From the World Defense Review:
What is interesting about the latest audio message of Usama Bin Laden, carried by al Jazeera, is its delayed argumentation. Strangely he is trying to convince the Europeans – seven years later – that they are wrong to follow the United States into Afghanistan.
In his speech – regardless of the ritual investigative questions regarding the location, technology and other details – the central issue appears to be his growing concern with the European role in Afghanistan, and, perhaps through it, the potential growth of that role in the fight against the forces of Jihadism worldwide. Indeed as a reader of the Jihadi strategic mind, I feel that the speech writers (Bin Laden himself or his "advisors") are looking ahead in their perception of future European involvement in the so-called War on Terror. And as al Qaeda's war room has showed in the past, they are skilled at anticipating trends.

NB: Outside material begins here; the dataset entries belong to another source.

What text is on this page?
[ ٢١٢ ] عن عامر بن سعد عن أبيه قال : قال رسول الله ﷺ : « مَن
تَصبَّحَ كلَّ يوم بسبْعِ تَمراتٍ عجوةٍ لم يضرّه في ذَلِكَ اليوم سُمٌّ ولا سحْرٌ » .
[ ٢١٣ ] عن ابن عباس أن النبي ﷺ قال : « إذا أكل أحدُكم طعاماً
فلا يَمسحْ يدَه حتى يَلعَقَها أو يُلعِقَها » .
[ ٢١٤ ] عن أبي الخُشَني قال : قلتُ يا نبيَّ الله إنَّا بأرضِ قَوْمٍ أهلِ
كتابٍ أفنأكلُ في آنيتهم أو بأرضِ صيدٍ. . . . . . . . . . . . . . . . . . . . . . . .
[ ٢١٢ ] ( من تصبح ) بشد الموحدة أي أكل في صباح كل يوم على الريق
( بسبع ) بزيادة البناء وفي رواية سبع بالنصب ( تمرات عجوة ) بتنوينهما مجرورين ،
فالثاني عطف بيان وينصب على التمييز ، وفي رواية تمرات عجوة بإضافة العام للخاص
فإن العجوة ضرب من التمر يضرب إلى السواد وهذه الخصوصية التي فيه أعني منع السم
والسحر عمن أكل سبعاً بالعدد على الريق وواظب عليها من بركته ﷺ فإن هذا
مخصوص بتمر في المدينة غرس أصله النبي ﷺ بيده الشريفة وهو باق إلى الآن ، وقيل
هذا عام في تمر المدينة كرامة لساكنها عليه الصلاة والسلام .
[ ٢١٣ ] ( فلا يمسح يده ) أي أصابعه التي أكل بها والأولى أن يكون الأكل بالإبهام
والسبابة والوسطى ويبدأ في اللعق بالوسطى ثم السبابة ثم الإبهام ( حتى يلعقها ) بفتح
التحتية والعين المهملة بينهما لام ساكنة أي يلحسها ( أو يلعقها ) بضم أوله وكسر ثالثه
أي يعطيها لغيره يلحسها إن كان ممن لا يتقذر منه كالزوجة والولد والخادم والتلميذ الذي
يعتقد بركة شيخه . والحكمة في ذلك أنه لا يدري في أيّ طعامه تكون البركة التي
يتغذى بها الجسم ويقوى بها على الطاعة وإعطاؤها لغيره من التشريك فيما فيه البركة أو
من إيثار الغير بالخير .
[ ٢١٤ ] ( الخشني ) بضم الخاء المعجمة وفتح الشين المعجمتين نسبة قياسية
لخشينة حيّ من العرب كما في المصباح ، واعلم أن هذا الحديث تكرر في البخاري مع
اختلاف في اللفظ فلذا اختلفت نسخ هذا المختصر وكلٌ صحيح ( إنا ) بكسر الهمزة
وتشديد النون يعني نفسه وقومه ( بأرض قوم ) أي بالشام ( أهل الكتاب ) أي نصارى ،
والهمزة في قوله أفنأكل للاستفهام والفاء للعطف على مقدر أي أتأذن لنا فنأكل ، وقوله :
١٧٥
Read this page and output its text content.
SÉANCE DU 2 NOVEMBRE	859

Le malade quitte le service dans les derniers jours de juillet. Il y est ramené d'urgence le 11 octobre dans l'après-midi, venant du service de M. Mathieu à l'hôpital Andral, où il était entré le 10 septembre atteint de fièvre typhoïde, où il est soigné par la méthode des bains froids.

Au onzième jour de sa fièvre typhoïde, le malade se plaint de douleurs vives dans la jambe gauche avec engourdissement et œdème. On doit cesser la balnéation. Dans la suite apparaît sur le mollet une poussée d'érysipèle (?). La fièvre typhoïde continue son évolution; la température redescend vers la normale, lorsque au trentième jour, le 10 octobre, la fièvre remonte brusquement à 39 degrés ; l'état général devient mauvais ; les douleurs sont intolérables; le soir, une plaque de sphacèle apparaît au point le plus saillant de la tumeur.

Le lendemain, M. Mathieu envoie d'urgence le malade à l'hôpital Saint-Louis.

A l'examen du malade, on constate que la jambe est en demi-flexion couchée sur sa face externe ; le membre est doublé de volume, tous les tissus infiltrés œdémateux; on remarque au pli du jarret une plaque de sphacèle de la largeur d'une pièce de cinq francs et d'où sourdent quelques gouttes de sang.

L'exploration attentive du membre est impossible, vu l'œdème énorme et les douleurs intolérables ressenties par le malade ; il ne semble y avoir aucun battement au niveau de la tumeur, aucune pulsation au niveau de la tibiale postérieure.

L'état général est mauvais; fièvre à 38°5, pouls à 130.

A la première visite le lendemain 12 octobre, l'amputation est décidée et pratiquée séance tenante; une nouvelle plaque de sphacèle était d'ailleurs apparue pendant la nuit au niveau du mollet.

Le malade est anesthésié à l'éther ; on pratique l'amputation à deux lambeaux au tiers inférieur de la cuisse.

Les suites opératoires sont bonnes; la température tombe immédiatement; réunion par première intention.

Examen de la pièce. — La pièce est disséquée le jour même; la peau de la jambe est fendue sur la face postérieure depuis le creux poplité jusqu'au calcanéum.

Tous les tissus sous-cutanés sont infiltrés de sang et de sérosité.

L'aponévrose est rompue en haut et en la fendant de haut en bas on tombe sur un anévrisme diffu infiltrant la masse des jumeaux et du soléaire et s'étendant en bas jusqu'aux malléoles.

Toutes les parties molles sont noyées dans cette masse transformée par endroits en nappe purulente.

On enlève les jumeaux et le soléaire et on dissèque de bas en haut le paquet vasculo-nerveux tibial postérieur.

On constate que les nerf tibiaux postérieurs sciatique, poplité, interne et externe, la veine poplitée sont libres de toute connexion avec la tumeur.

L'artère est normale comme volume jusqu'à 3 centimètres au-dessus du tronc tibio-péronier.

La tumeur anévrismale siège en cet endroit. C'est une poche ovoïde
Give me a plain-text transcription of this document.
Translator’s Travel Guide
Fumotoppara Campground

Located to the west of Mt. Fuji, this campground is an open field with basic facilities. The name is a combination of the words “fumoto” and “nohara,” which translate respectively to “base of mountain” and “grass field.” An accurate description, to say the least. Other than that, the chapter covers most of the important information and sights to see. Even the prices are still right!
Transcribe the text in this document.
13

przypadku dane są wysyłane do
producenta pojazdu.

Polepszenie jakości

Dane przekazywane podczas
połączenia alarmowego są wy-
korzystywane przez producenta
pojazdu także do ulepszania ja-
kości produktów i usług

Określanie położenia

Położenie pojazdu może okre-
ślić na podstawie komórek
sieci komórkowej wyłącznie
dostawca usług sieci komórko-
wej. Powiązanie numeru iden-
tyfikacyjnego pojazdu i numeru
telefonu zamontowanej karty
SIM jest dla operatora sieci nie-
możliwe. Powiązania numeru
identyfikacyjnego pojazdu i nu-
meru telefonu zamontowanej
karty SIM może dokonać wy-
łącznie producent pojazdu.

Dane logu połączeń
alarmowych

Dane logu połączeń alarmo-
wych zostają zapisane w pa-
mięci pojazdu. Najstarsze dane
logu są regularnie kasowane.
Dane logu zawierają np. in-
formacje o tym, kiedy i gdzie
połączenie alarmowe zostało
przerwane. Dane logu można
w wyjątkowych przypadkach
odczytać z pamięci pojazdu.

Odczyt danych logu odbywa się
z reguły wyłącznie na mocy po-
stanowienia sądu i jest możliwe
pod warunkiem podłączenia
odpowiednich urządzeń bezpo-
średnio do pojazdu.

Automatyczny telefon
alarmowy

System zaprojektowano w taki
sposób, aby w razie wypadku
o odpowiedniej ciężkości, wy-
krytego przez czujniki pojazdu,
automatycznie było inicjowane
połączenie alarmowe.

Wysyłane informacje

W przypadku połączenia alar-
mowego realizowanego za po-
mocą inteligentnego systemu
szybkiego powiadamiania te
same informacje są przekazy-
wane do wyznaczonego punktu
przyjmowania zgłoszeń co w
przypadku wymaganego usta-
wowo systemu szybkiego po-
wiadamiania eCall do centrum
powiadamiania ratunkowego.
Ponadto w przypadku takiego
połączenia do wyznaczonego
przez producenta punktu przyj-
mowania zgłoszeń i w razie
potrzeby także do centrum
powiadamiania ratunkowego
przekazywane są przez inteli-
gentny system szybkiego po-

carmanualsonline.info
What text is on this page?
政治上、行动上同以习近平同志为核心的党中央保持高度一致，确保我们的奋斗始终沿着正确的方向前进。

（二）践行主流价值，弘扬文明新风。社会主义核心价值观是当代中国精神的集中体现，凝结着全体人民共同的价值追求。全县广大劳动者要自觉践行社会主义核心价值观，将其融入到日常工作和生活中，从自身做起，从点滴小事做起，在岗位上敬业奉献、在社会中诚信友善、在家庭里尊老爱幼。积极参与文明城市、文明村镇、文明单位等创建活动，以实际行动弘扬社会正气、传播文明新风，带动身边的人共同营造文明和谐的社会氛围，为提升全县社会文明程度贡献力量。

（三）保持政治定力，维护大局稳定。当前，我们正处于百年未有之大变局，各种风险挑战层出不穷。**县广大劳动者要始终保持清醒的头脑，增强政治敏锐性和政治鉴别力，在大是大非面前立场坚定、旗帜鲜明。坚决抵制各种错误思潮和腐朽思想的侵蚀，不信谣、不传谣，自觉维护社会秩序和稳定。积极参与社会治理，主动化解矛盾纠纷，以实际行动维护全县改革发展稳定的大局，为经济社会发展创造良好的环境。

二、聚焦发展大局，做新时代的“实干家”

Don't we remember how in February 2003, a Bin Laden audio called on the Jihad fighters to begin heading to Iraq, "for Baghdad, the second capital of the Caliphate would be falling into the hands of the Kuffar (infidels)," way before the US Marines brought down the Saddam statue in April.
In a sense, this is how I read this new Bin Laden tape: He is asking the Europeans to leave the battlefield of Afghanistan now, because he is projecting that events may push the nations of Europe to expand further their involvement overseas. The hidden message in his speech is by far greater than the words aired on al Jazeera, or even the entire text his followers are claiming the Qatari-funded channel "didn't air." We'll come back later on the al Qaeda/al Jazeera labyrinth. The question now is about the essence of the message.